STENCILRY

How To Make Multi-Layer Stencils In Jasc Paint Shop Pro

Here’s how I make my multi-layered stencils in jasc paint shop pro. I’m only going to do 5 layers - black, shadow, mid-tone, highlight, white. I duplicated the main photo layer so that I had an un-edited backup. I turned the original layer’s visibility off. I used noose select tool to select the background and delete it.

I desaturated the image using either, desaturate tool (photoshop), hue/saturation tool (paint shop pro/photoshop) or convert to greyscale tool.

I then found the ‘levels’ adjustment, which is usually located in the brightness/contrast tools menu, and played around with it until I had a higher contrast in the mid-tones of the face and body, but still had definable black areas for hair/eyes/tux etc.

I used noose select to select a black area

I created a new layer called ‘black’ and painted into the selected area using brush tool

Once Ive got all of the black layer done, I can do my mid-tone.

For this, I simply have the whole tonal area, in this case the skin - I’m not going to bother with the tux or hair today, because they look better solid black.

For my tonal layers, I always put a white background layer in, filling it all in white with the fill tool. Create a new layer call it ‘mid-tone’ and use brush tool to select the skin. Remember that it will be underneath your black layer (black will almost always be the top layer) and so you must overlap it with the black at the edges to ensure a clean edge. Remember to move the layer down below the black layer using the layer pallet.

I then use the dropper tool to select a suitable mid-tone from the base image layer. It must be mid-way between the darkest color and the lightest color. You don’t have to be exact. Then fill it in.

Now you do EXACTLY the same thing that you did with your black layer, but you select the shadowed areas. You want to select the bits that are darker than your mid-tone shade.
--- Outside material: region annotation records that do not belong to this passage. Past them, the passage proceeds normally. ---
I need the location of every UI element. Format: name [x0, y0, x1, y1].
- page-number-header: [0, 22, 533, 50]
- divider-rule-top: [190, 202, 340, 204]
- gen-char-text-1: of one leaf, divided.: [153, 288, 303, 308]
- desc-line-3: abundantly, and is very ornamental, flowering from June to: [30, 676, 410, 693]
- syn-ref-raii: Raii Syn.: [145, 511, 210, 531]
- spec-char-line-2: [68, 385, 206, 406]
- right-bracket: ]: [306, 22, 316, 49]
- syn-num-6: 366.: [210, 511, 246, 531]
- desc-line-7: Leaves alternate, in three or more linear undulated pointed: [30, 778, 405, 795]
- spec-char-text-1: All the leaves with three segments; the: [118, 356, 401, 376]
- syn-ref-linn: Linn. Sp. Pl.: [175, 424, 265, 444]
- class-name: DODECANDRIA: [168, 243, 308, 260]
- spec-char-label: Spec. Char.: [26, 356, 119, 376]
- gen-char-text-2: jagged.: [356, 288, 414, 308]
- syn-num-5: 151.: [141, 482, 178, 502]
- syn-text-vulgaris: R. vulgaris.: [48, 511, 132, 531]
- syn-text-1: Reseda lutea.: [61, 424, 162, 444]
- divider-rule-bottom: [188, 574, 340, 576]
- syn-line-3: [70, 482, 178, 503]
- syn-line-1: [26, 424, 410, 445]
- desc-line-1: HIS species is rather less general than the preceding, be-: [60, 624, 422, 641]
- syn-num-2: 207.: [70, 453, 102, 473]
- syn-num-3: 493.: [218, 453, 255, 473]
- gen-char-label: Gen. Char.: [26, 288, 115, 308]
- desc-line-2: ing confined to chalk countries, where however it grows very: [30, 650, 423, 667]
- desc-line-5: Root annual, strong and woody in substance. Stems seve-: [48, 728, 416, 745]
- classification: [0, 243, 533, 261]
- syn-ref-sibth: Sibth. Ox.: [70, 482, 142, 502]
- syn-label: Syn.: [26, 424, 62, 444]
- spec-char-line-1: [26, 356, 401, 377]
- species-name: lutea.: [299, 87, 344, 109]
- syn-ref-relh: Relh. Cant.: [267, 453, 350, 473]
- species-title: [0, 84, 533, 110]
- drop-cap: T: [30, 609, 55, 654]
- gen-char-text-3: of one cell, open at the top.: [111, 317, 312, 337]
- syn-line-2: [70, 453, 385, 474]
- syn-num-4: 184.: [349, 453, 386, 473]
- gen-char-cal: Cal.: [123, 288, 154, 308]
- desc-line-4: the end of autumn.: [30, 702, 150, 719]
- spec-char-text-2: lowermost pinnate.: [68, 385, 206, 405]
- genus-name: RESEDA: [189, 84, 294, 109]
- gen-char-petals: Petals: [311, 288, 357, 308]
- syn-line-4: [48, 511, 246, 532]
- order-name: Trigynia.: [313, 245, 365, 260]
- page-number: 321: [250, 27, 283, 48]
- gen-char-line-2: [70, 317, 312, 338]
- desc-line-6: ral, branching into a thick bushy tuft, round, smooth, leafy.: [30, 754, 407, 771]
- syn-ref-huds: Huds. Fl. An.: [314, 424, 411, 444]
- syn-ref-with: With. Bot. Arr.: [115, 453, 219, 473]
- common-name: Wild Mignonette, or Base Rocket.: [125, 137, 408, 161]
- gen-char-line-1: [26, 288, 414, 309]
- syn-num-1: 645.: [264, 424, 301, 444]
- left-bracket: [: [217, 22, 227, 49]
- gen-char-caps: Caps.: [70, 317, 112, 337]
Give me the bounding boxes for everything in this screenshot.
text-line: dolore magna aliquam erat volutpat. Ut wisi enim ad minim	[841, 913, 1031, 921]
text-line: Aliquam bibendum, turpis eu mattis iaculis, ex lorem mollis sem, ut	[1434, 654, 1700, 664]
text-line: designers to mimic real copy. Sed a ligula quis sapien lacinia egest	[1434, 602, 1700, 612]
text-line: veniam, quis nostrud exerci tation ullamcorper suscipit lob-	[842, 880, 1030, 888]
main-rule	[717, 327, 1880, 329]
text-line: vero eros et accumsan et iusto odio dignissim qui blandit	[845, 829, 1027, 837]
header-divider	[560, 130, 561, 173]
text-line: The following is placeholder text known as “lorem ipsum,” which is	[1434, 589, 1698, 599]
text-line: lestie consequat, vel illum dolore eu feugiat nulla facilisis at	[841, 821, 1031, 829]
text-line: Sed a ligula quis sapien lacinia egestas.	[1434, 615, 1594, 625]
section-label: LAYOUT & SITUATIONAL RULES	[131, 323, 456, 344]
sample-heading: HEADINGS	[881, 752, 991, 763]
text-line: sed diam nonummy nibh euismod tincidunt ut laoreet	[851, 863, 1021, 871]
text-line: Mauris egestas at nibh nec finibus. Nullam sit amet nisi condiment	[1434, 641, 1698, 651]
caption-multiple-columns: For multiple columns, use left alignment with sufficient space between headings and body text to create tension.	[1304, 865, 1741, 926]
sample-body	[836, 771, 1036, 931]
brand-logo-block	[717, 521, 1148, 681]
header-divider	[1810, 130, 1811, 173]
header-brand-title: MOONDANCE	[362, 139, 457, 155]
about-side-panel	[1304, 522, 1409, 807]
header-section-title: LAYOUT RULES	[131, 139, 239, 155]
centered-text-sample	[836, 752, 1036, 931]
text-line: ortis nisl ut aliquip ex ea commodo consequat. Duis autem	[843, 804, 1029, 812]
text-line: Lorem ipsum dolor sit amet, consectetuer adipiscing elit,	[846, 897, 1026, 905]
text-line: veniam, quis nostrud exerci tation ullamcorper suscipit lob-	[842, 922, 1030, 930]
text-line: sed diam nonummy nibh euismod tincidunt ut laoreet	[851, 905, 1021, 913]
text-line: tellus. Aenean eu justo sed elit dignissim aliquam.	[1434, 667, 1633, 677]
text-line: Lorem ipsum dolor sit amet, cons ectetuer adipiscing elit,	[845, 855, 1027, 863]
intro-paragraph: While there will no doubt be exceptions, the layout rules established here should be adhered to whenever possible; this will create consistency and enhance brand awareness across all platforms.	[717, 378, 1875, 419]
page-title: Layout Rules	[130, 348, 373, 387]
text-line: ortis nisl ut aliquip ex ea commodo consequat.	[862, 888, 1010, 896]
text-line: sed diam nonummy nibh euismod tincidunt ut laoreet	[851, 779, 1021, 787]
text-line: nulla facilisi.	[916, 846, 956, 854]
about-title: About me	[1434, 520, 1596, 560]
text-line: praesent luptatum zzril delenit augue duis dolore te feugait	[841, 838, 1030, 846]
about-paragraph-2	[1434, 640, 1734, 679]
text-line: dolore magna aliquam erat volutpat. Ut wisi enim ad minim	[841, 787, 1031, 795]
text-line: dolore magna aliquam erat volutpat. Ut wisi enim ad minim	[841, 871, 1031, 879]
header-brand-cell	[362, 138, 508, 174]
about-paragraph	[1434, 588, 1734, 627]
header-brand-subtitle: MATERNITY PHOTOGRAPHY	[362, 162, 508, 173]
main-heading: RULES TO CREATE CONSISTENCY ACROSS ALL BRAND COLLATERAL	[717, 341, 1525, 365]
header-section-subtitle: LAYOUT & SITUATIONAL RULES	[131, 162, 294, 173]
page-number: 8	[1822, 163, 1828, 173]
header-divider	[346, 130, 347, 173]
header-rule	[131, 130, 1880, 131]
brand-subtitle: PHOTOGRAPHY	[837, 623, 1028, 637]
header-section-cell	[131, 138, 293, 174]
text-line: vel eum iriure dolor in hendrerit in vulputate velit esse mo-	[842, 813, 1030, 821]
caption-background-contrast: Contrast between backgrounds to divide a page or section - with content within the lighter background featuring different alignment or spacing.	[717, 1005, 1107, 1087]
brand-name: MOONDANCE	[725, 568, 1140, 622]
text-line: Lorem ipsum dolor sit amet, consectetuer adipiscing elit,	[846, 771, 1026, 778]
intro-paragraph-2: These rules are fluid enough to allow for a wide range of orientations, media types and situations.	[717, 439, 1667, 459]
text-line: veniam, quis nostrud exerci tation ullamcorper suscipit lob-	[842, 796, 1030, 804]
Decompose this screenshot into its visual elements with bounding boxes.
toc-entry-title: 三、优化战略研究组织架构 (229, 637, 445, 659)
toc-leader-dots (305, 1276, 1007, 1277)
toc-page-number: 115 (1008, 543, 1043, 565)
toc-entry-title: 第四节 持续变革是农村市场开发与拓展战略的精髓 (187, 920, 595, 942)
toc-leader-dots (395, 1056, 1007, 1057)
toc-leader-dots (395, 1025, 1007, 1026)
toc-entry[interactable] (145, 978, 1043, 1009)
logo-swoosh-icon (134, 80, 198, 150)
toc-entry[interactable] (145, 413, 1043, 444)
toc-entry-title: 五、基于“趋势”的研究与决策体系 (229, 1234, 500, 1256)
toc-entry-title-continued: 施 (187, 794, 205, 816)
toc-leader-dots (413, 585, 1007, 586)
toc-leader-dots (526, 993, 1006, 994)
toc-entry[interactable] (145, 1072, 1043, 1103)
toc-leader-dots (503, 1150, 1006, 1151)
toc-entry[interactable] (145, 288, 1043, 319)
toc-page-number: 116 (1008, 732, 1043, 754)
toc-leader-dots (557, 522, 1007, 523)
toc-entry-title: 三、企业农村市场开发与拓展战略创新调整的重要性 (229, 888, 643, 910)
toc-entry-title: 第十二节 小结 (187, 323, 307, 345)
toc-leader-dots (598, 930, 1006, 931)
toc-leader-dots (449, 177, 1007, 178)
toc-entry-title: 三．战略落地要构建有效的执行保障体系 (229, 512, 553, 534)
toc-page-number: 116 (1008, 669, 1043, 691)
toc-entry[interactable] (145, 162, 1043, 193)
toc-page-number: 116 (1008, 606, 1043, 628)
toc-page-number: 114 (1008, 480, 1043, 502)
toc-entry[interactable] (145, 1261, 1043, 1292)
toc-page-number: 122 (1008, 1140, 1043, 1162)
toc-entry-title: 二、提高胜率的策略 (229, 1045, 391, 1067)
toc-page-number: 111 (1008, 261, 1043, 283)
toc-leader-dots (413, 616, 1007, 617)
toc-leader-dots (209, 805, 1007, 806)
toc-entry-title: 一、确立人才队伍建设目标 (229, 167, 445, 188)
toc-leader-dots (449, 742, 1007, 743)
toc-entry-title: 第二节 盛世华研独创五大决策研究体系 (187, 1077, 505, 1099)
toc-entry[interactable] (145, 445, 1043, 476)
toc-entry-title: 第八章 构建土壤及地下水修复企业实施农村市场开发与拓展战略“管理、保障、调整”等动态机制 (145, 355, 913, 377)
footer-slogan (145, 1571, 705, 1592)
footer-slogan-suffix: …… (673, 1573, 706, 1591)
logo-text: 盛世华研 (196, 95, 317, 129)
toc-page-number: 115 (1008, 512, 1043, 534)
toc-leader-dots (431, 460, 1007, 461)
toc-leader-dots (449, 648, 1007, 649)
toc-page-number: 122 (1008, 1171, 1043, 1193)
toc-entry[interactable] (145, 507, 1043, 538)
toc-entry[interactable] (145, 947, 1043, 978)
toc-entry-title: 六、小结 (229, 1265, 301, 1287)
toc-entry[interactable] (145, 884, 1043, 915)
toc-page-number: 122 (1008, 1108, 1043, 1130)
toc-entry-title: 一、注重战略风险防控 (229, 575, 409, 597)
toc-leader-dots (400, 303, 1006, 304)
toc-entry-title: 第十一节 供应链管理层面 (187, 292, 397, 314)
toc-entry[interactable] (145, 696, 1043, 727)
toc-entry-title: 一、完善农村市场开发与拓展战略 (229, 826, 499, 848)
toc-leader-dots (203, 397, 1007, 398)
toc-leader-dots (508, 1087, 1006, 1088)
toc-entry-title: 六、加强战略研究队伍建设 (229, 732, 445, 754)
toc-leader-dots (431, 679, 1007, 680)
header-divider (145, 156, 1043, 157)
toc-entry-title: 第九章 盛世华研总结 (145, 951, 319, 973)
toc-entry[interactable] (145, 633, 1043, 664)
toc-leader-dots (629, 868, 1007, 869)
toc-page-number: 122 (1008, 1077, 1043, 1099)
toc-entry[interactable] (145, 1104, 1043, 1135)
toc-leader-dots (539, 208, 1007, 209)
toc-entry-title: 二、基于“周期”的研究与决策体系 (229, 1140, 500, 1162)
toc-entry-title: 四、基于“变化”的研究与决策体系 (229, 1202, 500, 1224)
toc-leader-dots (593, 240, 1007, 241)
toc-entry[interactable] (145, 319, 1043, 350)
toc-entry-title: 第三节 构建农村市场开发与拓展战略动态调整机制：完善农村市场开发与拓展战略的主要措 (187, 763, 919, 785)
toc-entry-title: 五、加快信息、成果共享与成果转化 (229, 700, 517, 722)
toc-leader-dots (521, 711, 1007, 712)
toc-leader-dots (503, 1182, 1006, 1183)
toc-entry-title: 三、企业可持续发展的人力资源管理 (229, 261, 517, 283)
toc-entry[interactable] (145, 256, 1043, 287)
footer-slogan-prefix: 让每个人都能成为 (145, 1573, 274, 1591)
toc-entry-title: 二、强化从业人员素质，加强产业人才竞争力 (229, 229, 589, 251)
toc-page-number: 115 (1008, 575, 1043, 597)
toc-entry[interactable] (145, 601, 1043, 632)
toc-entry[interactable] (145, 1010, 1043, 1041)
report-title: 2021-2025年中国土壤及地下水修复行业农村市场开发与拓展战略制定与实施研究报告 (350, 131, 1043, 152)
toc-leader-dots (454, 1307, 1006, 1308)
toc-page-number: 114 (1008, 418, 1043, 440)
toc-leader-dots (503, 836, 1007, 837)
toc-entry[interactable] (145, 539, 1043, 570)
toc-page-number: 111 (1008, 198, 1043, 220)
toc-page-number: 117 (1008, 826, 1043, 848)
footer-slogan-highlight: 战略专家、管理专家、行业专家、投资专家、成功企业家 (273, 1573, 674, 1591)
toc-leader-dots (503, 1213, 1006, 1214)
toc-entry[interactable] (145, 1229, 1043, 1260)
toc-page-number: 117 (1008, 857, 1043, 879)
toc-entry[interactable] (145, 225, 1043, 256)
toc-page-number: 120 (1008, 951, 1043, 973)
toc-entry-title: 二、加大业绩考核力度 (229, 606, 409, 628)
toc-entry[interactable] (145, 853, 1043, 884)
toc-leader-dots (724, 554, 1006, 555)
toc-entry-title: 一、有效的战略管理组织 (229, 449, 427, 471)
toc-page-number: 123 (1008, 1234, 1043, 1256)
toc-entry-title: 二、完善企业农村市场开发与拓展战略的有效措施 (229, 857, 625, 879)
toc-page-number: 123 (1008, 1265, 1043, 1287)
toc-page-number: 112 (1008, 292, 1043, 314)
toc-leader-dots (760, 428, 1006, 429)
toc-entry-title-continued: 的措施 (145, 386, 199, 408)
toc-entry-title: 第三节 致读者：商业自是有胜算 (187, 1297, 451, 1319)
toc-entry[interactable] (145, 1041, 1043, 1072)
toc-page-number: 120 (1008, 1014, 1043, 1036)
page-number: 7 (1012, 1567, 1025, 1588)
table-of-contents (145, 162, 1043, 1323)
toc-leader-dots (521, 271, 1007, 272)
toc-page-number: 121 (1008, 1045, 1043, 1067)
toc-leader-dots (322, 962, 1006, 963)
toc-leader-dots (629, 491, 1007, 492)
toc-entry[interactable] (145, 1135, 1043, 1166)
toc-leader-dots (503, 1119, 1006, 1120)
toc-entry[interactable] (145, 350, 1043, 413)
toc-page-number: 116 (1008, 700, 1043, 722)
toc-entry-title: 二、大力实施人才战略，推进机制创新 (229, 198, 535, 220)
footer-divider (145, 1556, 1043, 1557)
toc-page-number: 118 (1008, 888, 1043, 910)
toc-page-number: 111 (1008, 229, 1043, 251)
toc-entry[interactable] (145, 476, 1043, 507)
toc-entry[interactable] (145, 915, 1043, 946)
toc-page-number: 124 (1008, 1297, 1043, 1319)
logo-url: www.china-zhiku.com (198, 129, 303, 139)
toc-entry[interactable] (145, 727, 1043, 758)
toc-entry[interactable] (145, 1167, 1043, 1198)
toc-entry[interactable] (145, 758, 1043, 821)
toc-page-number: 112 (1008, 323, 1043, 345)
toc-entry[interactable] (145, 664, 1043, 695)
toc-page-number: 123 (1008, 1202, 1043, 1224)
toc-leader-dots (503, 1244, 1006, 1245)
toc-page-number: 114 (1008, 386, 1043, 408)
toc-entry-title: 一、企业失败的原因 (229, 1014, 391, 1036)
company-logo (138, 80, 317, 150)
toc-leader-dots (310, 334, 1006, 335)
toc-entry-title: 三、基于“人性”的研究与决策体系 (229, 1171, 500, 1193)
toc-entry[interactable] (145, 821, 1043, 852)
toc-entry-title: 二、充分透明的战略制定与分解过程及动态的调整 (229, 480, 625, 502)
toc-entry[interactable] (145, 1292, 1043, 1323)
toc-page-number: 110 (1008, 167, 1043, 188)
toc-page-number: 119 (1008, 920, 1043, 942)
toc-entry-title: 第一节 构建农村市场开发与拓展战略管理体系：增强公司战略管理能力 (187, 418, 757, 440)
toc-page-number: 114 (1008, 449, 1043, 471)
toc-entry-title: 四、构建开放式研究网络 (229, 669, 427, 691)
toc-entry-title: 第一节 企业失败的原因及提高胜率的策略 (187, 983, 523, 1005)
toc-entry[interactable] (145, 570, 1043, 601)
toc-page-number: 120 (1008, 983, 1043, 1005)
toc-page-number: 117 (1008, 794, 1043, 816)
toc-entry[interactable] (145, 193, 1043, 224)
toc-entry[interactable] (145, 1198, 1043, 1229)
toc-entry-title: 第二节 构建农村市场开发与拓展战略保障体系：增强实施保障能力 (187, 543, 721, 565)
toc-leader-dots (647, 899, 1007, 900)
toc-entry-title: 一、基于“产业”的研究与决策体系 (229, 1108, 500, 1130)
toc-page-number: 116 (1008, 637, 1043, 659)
Then create another layer, call it mid-tone, position the layer in between black and mid-tone. Double click on your mid-tone color in the color pallet, then select a slightly darker shade. You only want a subtle difference in tone, so that it looks natural and not too dark.

Fill in your selected area in your new layer.

Do the same with the white.

I decided that her dress and bag, and his trousers looked wrong in white, so I added a highlight layer and colored them in a highlight tone (slightly lighter than the mid-tone)

Finally, I added a layer called ‘reg marks’. This is for my registration marks. I make two crosses which I will cut out of every layer. I then put masking tape on the canvas/wall where the crosses will be, and spray them on every layer. That way, it lets me line up the layers perfectly. I would paint this in this order: Mid-tone, shadow, highlight, white, black.